In the cozy warmth of the early morning, sun streaming in through the window, Sarah is more than content to stay in bed and relax. She stretches a little, preening under Anne’s touch, watching her lover through half lidded eyes as she takes her time exploring. Every so often Anne’s fingers will ghost over a sensitive spot, and she’ll shiver and her hair will raise at the touch, and Sarah is sure that Anne is cataloguing those spots for later. It’s not uncommon for those she takes as lovers to be curious about her scars (at least, the ones she stays around long enough for them to get a good look at them), and she’s never been particularly shy about any part of her body, meaning she is happy to let Anne explore them, waiting for the almost inevitable question.
For her, Sarah is an open book, probably more open then she’s been with a non-hunter before. Anne’s curious mind being one of the things Sarah adores about her. She smiles as she catches Anne’s gaze, shifting to see which scar has caught her attention - the gnarled patch of skin on her upper thigh. Luckily, Anne has picked a scar with a good story behind it. And how could she deny Anne a good story? “Of course,” she murmured, settling back down.

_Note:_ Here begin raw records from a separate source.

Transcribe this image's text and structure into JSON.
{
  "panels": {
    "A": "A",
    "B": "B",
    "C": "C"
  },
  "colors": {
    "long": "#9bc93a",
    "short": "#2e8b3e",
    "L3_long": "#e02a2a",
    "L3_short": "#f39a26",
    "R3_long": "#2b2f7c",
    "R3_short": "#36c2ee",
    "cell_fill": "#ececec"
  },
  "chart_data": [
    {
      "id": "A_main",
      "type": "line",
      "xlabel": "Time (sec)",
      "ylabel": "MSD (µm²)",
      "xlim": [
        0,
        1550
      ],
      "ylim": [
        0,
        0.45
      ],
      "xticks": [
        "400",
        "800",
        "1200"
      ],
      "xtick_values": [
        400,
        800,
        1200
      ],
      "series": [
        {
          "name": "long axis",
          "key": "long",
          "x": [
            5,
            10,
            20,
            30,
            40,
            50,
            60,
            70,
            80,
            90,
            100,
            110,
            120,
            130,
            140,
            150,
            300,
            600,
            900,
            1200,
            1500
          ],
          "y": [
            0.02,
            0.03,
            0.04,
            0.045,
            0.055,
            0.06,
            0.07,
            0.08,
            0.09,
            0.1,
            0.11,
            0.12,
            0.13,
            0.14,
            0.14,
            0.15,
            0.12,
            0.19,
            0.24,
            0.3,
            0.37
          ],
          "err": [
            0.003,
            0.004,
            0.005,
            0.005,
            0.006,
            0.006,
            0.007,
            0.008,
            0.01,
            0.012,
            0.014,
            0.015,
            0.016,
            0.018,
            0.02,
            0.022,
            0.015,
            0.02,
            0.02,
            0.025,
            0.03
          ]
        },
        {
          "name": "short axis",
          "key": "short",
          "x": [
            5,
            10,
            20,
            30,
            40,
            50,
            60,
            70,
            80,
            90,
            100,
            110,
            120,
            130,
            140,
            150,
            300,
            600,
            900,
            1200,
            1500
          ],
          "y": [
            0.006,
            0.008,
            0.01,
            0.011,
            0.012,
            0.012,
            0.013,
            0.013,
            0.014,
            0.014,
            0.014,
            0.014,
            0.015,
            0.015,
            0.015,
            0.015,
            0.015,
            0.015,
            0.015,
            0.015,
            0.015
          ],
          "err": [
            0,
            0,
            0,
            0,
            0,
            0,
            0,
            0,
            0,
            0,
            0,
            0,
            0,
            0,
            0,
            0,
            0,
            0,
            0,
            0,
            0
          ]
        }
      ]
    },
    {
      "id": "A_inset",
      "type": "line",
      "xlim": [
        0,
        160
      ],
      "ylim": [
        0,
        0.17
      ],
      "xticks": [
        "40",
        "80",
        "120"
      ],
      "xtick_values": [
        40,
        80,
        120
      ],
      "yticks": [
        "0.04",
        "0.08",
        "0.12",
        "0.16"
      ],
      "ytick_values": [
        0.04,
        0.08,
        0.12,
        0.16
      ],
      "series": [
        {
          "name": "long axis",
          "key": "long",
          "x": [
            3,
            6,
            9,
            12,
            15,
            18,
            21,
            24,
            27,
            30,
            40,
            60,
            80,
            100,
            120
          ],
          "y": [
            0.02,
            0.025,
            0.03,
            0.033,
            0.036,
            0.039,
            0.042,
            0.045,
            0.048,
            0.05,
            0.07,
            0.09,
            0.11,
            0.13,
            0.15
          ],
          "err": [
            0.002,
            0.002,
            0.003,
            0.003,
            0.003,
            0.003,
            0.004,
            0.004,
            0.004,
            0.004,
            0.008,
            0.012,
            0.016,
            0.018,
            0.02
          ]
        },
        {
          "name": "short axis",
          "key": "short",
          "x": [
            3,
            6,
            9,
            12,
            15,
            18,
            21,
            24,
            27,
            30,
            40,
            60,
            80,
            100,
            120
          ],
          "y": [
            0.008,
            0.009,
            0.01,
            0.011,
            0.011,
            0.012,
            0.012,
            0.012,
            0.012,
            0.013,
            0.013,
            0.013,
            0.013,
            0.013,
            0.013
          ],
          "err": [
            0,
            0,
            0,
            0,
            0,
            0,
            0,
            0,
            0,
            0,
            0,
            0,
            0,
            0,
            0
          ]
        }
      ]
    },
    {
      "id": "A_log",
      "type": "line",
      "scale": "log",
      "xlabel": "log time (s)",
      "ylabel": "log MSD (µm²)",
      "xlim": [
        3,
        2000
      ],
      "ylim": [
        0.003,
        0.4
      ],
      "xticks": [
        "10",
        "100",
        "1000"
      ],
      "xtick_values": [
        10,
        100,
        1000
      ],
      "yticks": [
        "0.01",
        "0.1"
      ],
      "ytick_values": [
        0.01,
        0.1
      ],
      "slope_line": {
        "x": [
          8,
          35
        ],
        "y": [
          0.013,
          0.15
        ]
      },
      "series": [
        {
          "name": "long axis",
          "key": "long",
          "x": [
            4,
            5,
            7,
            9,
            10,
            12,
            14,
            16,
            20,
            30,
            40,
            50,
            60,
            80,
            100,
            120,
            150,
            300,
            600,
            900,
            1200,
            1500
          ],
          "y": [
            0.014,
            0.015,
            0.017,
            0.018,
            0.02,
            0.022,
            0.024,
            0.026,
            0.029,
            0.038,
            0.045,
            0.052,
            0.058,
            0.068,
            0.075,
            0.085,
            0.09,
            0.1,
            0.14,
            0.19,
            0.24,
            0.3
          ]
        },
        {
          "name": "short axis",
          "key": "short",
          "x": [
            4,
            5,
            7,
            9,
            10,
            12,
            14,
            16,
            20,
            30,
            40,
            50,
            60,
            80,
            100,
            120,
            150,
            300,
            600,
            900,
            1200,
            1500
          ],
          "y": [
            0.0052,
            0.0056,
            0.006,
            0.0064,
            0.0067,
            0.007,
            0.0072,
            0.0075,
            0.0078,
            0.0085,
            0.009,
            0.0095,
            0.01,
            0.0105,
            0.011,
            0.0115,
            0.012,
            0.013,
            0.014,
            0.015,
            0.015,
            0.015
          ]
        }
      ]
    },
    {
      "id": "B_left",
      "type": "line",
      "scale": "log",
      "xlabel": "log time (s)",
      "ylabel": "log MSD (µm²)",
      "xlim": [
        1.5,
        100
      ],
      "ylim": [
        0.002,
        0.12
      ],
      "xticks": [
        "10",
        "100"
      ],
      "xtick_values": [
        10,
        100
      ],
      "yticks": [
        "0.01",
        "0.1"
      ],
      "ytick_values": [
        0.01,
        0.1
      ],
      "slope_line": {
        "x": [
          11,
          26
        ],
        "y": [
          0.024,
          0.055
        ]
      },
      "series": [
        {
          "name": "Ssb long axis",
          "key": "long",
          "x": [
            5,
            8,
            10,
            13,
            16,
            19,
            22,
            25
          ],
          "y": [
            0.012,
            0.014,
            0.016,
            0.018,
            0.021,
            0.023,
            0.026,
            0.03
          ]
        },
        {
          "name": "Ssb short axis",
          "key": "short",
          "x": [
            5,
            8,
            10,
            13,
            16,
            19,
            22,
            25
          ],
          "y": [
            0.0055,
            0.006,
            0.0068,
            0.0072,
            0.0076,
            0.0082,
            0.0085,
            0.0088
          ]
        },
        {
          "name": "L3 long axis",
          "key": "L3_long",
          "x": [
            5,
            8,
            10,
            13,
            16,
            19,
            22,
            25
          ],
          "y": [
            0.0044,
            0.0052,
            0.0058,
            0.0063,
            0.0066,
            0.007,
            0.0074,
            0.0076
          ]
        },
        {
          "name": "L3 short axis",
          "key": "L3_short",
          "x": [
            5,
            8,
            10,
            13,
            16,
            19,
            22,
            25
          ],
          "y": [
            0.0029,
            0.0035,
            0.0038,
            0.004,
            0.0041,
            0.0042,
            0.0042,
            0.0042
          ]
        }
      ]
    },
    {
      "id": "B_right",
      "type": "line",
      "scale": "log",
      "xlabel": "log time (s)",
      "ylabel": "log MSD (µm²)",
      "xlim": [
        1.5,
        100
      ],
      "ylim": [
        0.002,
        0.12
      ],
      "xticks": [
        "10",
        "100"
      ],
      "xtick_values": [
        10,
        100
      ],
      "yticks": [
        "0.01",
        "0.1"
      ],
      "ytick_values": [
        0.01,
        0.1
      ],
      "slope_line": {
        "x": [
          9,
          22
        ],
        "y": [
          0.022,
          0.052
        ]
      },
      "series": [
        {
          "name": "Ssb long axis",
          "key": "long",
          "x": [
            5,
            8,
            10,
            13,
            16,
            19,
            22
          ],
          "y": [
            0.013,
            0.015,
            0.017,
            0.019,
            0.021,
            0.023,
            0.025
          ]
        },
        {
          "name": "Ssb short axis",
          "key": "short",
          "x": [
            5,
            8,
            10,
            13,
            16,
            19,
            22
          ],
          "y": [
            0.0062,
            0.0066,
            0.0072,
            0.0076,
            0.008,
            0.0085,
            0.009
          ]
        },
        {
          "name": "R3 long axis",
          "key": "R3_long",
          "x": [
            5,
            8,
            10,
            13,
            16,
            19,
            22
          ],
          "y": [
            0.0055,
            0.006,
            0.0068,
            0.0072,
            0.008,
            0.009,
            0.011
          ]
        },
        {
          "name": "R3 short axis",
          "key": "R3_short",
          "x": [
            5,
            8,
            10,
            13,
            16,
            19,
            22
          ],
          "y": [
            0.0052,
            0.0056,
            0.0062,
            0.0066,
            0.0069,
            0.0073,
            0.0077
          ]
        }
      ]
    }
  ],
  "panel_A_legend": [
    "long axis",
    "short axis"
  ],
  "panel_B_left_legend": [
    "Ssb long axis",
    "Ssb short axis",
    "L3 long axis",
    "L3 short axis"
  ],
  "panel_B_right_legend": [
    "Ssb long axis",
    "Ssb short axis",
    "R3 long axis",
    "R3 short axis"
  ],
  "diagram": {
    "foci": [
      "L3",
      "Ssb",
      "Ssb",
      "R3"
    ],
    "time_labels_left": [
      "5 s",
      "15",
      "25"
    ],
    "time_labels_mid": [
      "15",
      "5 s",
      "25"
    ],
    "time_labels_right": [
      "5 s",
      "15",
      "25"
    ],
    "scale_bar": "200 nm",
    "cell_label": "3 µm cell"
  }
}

“I’d gotten a letter from a man up in Scotland, who’d gotten my name from a friend I’d met a year or so prior, begging me to come help because he didn’t know who else to turn to. Swore up and down he was being stalked by some satanic creature, and he was afraid for his life. So I make the trip up, and he tells me about this ghostly thing with red eyes and fur black as coal that he’s sure is stalking him, and probably has been the thing killing some of the farmer’s livestock. It takes a little bit of asking around, but turns out that about ten years before, another family living on that land had been stalked by a similar entity, and then suddenly the husband had turned up dead. Put that all together and what you end up with is a death omen in the form of a Black Shuck. There’s not much you can do about a death omen - whether you were already destined and this is a warning, or if seeing the thing is what marks someone around you for death is an argument for people a lot smarter than me.”
“But I promise to stay, because maybe if I can scare it off, everything will be okay. People like to cling to little hopes like that. So I stay on the grounds that night, waiting to see if I can catch it when it shows up - and then it’s growling at the back of the neck. Hunting instincts kick in before anything else, and I whirl around and manage to catch it with the hatchet I’m carrying. And then it lunges at me, because supernatural or not, that’s what an animal does when you attack it. I managed to get it off me, but it got it’s claws into my leg first. One of the things that hunters know, but isn’t usually included in the legends, is that Black Shuck wounds are fatal, unless you can kill the hound that gave it to you. Which meant I was tracking down the damn thing, in the middle of the night, slowly getting more and more covered in my own blood, carrying my hatchet. I have never been more glad in my life to not get caught mid-hunt. I found it eventually, clearly, nursing the wound I’d given it. I looked at it, and it looked at me, and I think... I think it knew. And then I brought down the hatchet. The wound seemed to heal itself a little then and there, but I was still stuck stitching most of it up and having to be careful on it until I was sure it wasn’t going to reopen.”